While I assume this is what John meant, I know it is what Paul thought.  At the end of Romans 2 we read, “For he is not a Jew who is one outwardly, nor is circumcision that which is outward in the flesh; but he is a Jew who is one inwardly; and circumcision is that of the heart, in the Spirit, not in the letter; whose praise is not from men but from God.”  If this is not the jackpot, it is certainly a very handsome consolation prize.  Paul is seeking to answer the very question we are asking, “What is a true Jew?”  A true Jew is not a physical child of Abraham, but a Spiritual child of God.  It is not the physical circumcision made by man that counts, it is the heart circumcision made by the Spirit that matters.

Paul returns to a variation of this theme in Romans 4:11-12.  Again the question is, “Who is a true son of Abraham?”  Again Paul answers that physical circumcision is meaningless, but that whoever has the faith that Abraham had can claim Abraham as “father.”  This is also the argument of the entire chapter of Galatians 3.  The precise statements include:

Therefore know that only those who are of faith are sons of Abraham.  And the Scripture, foreseeing that God would justify the Gentiles by faith, preached the gospel to Abraham beforehand, saying, “In you all the nations shall be blessed.”   So then those who are of faith are blessed with believing Abraham. (3:7-9)

that the blessing of Abraham might come upon the Gentiles in Christ Jesus, that we might receive the promise of the Spirit through faith. (3:14)

For you are all sons of God through faith in Christ Jesus. And if you are Christ’s, then you are Abraham’s seed, and heirs according to the promise. (3:26, 29)

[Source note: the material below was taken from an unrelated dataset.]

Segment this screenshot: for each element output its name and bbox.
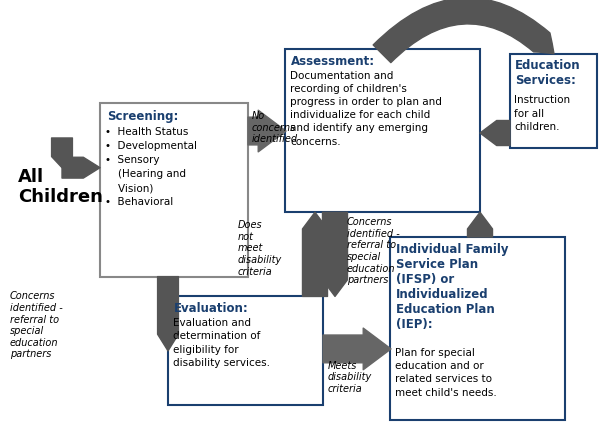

In Philippians 3:3 we see more about this circumcision of faith, “For we are the circumcision, who worship God in the Spirit, rejoice in Christ Jesus, and have no confidence in the flesh…”  Again we see that physical descent is meaningless (no confidence in the flesh).  Writing to the church, Paul says they are “the circumcision.”  What makes Christians in Philippi “the circumcision?”  Their relationship with the Trinity: they worship God, in the Spirit, while rejoicing in Christ Jesus.

Summary and Conclusion

So a true Jew is:

  1. Not necessarily a physical descendant of Abraham (Matt. 3:9; Luke 3:8; Rom. 2:28; 4:11-12; Phil. 3:3).
  2. Someone who has the same faith Abraham had (Rom. 4:11-12; Gal. 3).
  3. Which faith includes a work of the Holy Spirit circumcising the heart (Rom. 2:28-29; Phil. 3:3).
  4. Which heart circumcision brings one into worshiping relationship with the Holy Trinity (Phil. 3:3) by way of one’s union with Christ (Gal. 3:26, 29).

What Scripture makes abundantly clear in the New Testament is that true Jews are more commonly known to us as Christians.  If you have been regenerated by the Holy Spirit through faith in Jesus Christ to worship God, you are a true Jew.

So who are “those who say they are Jews and are not?”  While the first option above was Gentiles claiming to be Jews, I find it completely irrational and cannot find anyone who seriously suggests it as an interpretive option.  As for options 2 and 3, there is not much difference since both deal with ethnic Jews: the same people addressed and rebuked in Matt. 3:9; Luke 3:8; Rom. 2:28-29; Gal. 3; and Phil. 3:3.  Revelation 2:9 and 3:9 speak to and rebuke the same false Jews: all those physical sons of Abraham who have no relationship with God.  Those who say they are Jews and are not are still with us: worshiping on Saturday in the synagogue, denying the Lord who bought them.  Many Evangelicals call them Jews, the apple of God’s eye, God’s chosen people, etc.  Jesus simply says they “are not.”

Praise God for the circumcision not made with hands.